TV shouldn’t cost money. There’s a free and legal way to watch TV shows and it’s been around since the 40s. It’s called an antenna.
When the US switched over to digital signals using the ATSC standard in 2008, many stations started broadcasting in HD. Most people don’t know this and it totally shocks me. Digital signals are great, too. You either get a 100% perfect signal, or you get no signal at all. There is never static.
It’s incredible just how many stations you can pick up by plugging a $10 antenna into your HDTV. If you live in a major metropolitan area you can even get by with only a tiny paper clip shoved into the antenna connector.
I was sick of paying Dish Network for programming. We’d been with them for 10+ years and while the service itself was fine, I was paying monthly fees out the ass for additional boxes and the tiers of programming that are forced upon you to watch anything decent.
Free TV programming is mandated by the government, so why was I paying ~$125 a month?

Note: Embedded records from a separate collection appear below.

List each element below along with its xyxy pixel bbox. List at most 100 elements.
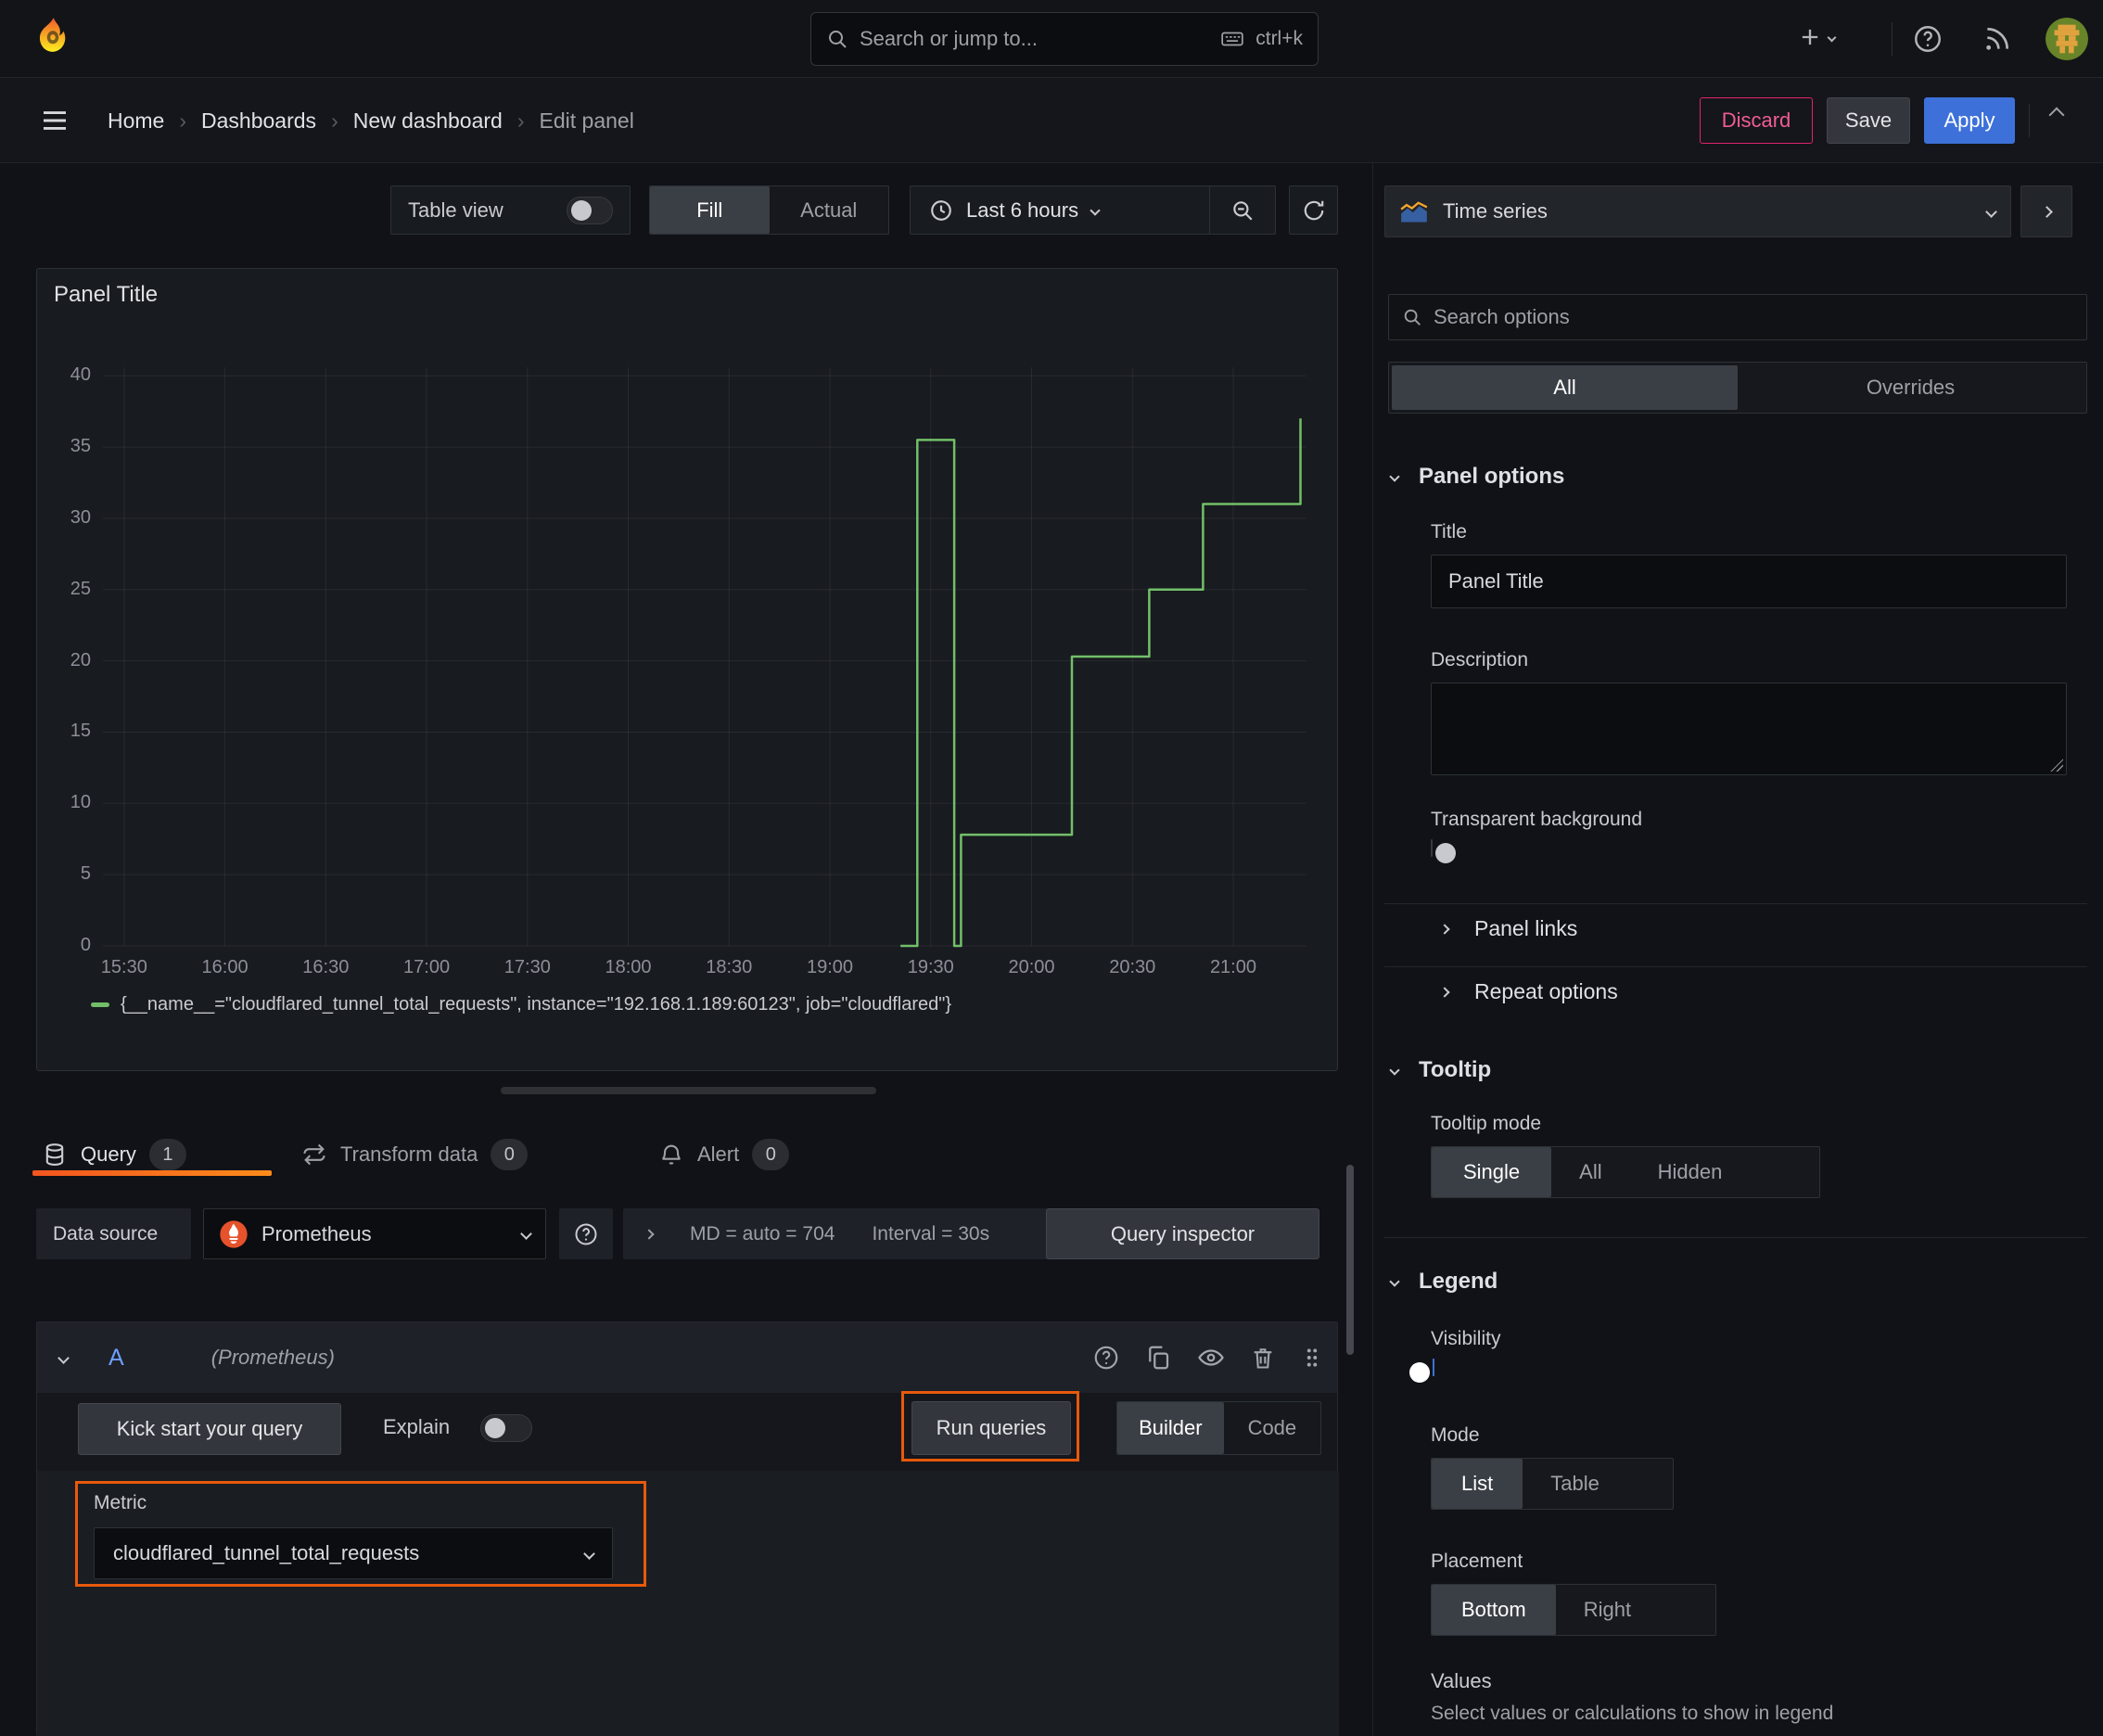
- time-series-chart[interactable]: [103, 367, 1306, 948]
- drag-query-handle[interactable]: [1300, 1344, 1324, 1372]
- code-option[interactable]: Code: [1224, 1402, 1320, 1454]
- actual-option[interactable]: Actual: [770, 186, 889, 234]
- duplicate-query-button[interactable]: [1144, 1344, 1172, 1372]
- transparent-bg-toggle[interactable]: [1431, 839, 1433, 857]
- promql-builder: Metric cloudflared_tunnel_total_requests…: [37, 1471, 1339, 1736]
- placement-bottom-option[interactable]: Bottom: [1432, 1585, 1556, 1635]
- title-label: Title: [1431, 521, 1467, 542]
- panel-links-section[interactable]: Panel links: [1439, 916, 1577, 941]
- series-line: [900, 418, 1302, 948]
- datasource-picker[interactable]: Prometheus: [203, 1208, 546, 1259]
- datasource-value: Prometheus: [261, 1221, 372, 1245]
- y-tick-label: 35: [70, 436, 91, 457]
- table-view-label: Table view: [408, 198, 503, 222]
- placement-right-option[interactable]: Right: [1556, 1585, 1659, 1635]
- query-options-stats: MD = auto = 704: [690, 1222, 835, 1245]
- tooltip-single-option[interactable]: Single: [1432, 1147, 1552, 1197]
- options-search[interactable]: Search options: [1388, 294, 2087, 340]
- table-view-toggle[interactable]: [567, 196, 613, 224]
- tab-alert[interactable]: Alert 0: [658, 1139, 790, 1170]
- new-menu-button[interactable]: [1797, 24, 1837, 50]
- tab-alert-badge: 0: [752, 1139, 790, 1170]
- description-input[interactable]: [1431, 683, 2067, 775]
- menu-toggle-button[interactable]: [41, 109, 69, 132]
- query-help-button[interactable]: [1092, 1344, 1120, 1372]
- y-tick-label: 30: [70, 506, 91, 528]
- save-button[interactable]: Save: [1827, 97, 1910, 144]
- scrollbar-thumb[interactable]: [1346, 1165, 1354, 1355]
- transparent-bg-label: Transparent background: [1431, 809, 1643, 830]
- legend-series-name[interactable]: {__name__="cloudflared_tunnel_total_requ…: [121, 994, 951, 1015]
- tab-query-badge: 1: [148, 1139, 186, 1170]
- search-icon: [826, 28, 848, 50]
- apply-button[interactable]: Apply: [1924, 97, 2015, 144]
- explain-toggle[interactable]: [480, 1414, 532, 1442]
- avatar[interactable]: [2046, 18, 2088, 60]
- tab-transform-badge: 0: [491, 1139, 529, 1170]
- placement-switch: Bottom Right: [1431, 1584, 1716, 1636]
- fill-option[interactable]: Fill: [650, 186, 770, 234]
- tab-alert-label: Alert: [697, 1142, 740, 1166]
- builder-option[interactable]: Builder: [1117, 1402, 1224, 1454]
- metric-select[interactable]: cloudflared_tunnel_total_requests: [94, 1527, 613, 1579]
- panel-resize-handle[interactable]: [501, 1087, 876, 1094]
- global-search[interactable]: Search or jump to... ctrl+k: [810, 12, 1319, 66]
- legend-header[interactable]: Legend: [1389, 1269, 1498, 1295]
- x-tick-label: 20:30: [1109, 957, 1156, 977]
- x-tick-label: 20:00: [1008, 957, 1055, 977]
- datasource-help-button[interactable]: [559, 1208, 613, 1259]
- options-search-placeholder: Search options: [1434, 305, 1570, 328]
- query-ref-id: A: [108, 1344, 124, 1371]
- visibility-toggle[interactable]: [1433, 1359, 1434, 1376]
- panel-options-header[interactable]: Panel options: [1389, 464, 1565, 490]
- visualization-picker[interactable]: Time series: [1384, 185, 2011, 237]
- plus-icon: [1802, 29, 1818, 45]
- zoom-out-button[interactable]: [1210, 186, 1275, 234]
- tab-all[interactable]: All: [1392, 365, 1738, 410]
- breadcrumb-dashboards[interactable]: Dashboards: [164, 108, 316, 134]
- y-tick-label: 10: [70, 792, 91, 813]
- transform-icon: [303, 1143, 325, 1166]
- tooltip-all-option[interactable]: All: [1551, 1147, 1629, 1197]
- panel-options-heading: Panel options: [1419, 464, 1565, 489]
- legend-table-option[interactable]: Table: [1523, 1459, 1627, 1509]
- grafana-logo-icon[interactable]: [30, 15, 76, 61]
- refresh-button[interactable]: [1289, 185, 1338, 235]
- tooltip-hidden-option[interactable]: Hidden: [1630, 1147, 1751, 1197]
- y-tick-label: 25: [70, 578, 91, 599]
- query-inspector-button[interactable]: Query inspector: [1046, 1208, 1319, 1259]
- tooltip-header[interactable]: Tooltip: [1389, 1057, 1491, 1083]
- breadcrumb-new-dashboard[interactable]: New dashboard: [316, 108, 503, 134]
- y-tick-label: 40: [70, 364, 91, 386]
- news-feed-button[interactable]: [1982, 24, 2012, 54]
- tab-transform-label: Transform data: [340, 1142, 478, 1166]
- datasource-label: Data source: [36, 1208, 191, 1259]
- collapse-header-button[interactable]: [2048, 107, 2065, 123]
- legend-list-option[interactable]: List: [1432, 1459, 1523, 1509]
- title-input[interactable]: [1431, 555, 2067, 608]
- chevron-down-icon: [1985, 205, 1997, 218]
- remove-query-button[interactable]: [1250, 1344, 1276, 1372]
- discard-button[interactable]: Discard: [1700, 97, 1813, 144]
- query-row-actions: [1092, 1322, 1324, 1393]
- search-icon: [1402, 307, 1422, 327]
- chevron-down-icon: [1389, 471, 1400, 482]
- hide-query-button[interactable]: [1196, 1344, 1226, 1372]
- query-options-row[interactable]: MD = auto = 704 Interval = 30s: [623, 1208, 1066, 1259]
- time-range-picker[interactable]: Last 6 hours: [911, 186, 1209, 234]
- collapse-options-button[interactable]: [2020, 185, 2072, 237]
- tab-query[interactable]: Query 1: [42, 1139, 186, 1170]
- kick-start-button[interactable]: Kick start your query: [78, 1403, 341, 1455]
- breadcrumb-home[interactable]: Home: [108, 108, 164, 134]
- breadcrumb: Home Dashboards New dashboard Edit panel: [108, 78, 634, 163]
- tab-overrides[interactable]: Overrides: [1738, 365, 2084, 410]
- repeat-options-section[interactable]: Repeat options: [1439, 979, 1618, 1004]
- panel-title[interactable]: Panel Title: [54, 282, 158, 308]
- repeat-options-label: Repeat options: [1474, 979, 1618, 1003]
- run-queries-button[interactable]: Run queries: [911, 1401, 1071, 1455]
- tab-transform-data[interactable]: Transform data 0: [301, 1139, 529, 1170]
- legend-swatch: [91, 1002, 109, 1007]
- panel: Panel Title {__name__="cloudflared_tunne…: [36, 268, 1338, 1071]
- help-button[interactable]: [1912, 23, 1944, 55]
- resize-handle-icon[interactable]: [2050, 759, 2063, 772]
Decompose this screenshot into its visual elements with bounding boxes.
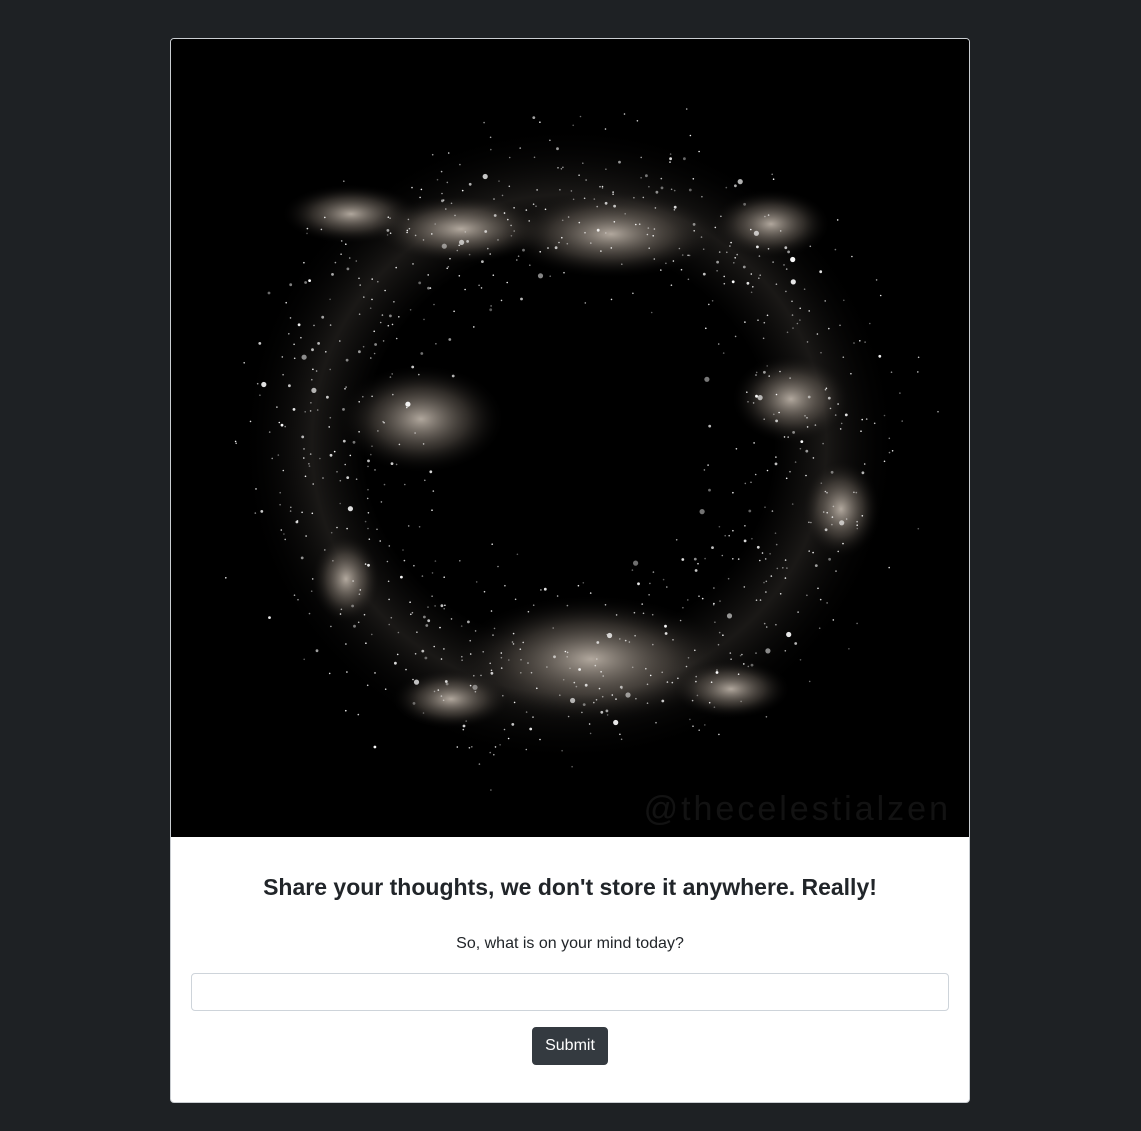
thought-input[interactable]	[191, 973, 949, 1011]
prompt-text: So, what is on your mind today?	[456, 935, 684, 952]
thoughts-card: @thecelestialzen Share your thoughts, we…	[170, 38, 970, 1103]
galaxy-image: @thecelestialzen	[171, 39, 969, 837]
submit-button[interactable]: Submit	[532, 1027, 608, 1065]
galaxy-illustration	[171, 39, 969, 837]
page-title: Share your thoughts, we don't store it a…	[263, 874, 877, 900]
card-body: Share your thoughts, we don't store it a…	[171, 873, 969, 1065]
image-watermark: @thecelestialzen	[643, 790, 951, 828]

It seemed dumb – like paying for vacation or music streaming services. What are you buying? You’re buying something that’s gone as soon as you stop paying for it, and all you’re left with are memories. Money down the drain!
I wanted out. I wanted to cut the cord, so when we moved houses in early 2015 I took the opportunity to cancel Dish Network and not sign up with anyone at the new place.
My goals:
• Pay a $0 recurring monthly fee for TV programming
• Find a DVR that can handle ATSC (over the air signals in the US & Canada)
• Pay a $0 recurring monthly fee for the DVR
• The DVR needed to serve every TV in the house (four of ’em, not all in daily use)
• The DVR had to be off-the shelf, because I didn’t want to fuck around with Linux when something broke. Ain’t nobody got time for that. I got kids. And a life.
After lots of searching, I found a device that does all of that. Tablo.
Tablo doesn’t connect to a TV. It’s a box that lives on your network and connects to any TV antenna. You’re then able to control it and view programming using any standard web browser – even when you’re away from home. That’s cool if you’re the kind of angry hipster nerd that doesn’t own a TV, but kind of useless for normal humans. That’s why Tablo also maintains an ecosystem of apps for streaming devices.
I bought a bunch of inexpensive Roku devices (Roku 3s and a Roku 4) and threw one on every TV in the house. They’re my cable boxes now – a one-time purchase with no recurring monthly fees – and they can do so much more than stupid ugly cable boxes.
I taped a flat antenna onto a never-used window and hid it behind blinds. After a typical channel scan I get something like 160 channels here in Orange County. Most are not HD, and many aren’t in english…but the ones that are bring me plenty of programming.
Tablo itself has a $5/monthly subscription fee, but they also offer a $150 lifetime subscription option. The fees cover the cost of the program guide data which comes from a third party.
That lifetime option is the reason I went with Tablo. Without it, I don’t know if I would have picked them back in the day.
As great as Tablo is, no tech is ever 100% perfect and exactly what you want, so let’s examine…
The downsides to Tablo:
• It’s slow as shit.
Because it’s transcoding ATSC (MPEG-2) to H.264, you have to wait a few seconds for every live stream or recording to start playing. The interface is sluggish, the guide repopulates slowly every time you load it, and things are generally not fast and immediate like they are on literally any other DVR in the world.
• It inexplicably downsamples Dolby Digital 5.1 to stereo.
Why? I have no idea. They claim a firmware update can enable DD. They made that claim two years ago. Doesn’t seem to be a priority.
Despite the slowness, I’m super happy with my Tablo and would recommend it to pretty much anyone in the US or Canada. I’ve been using it for exactly one year and have saved something like $1500. Every time I turn on the TV I’m conscious of exactly how much money I’m not spending, and it’s a great feeling.
This is really cool, thanks! I’ll try it! Right now I don’t have any TV signal because I refuse to pay, I just watch DVDs sometimes. It would be kinda cool to see the news.
I guess I am kind of an angry hippie. I just realized that and now I’m feeling thoughtful.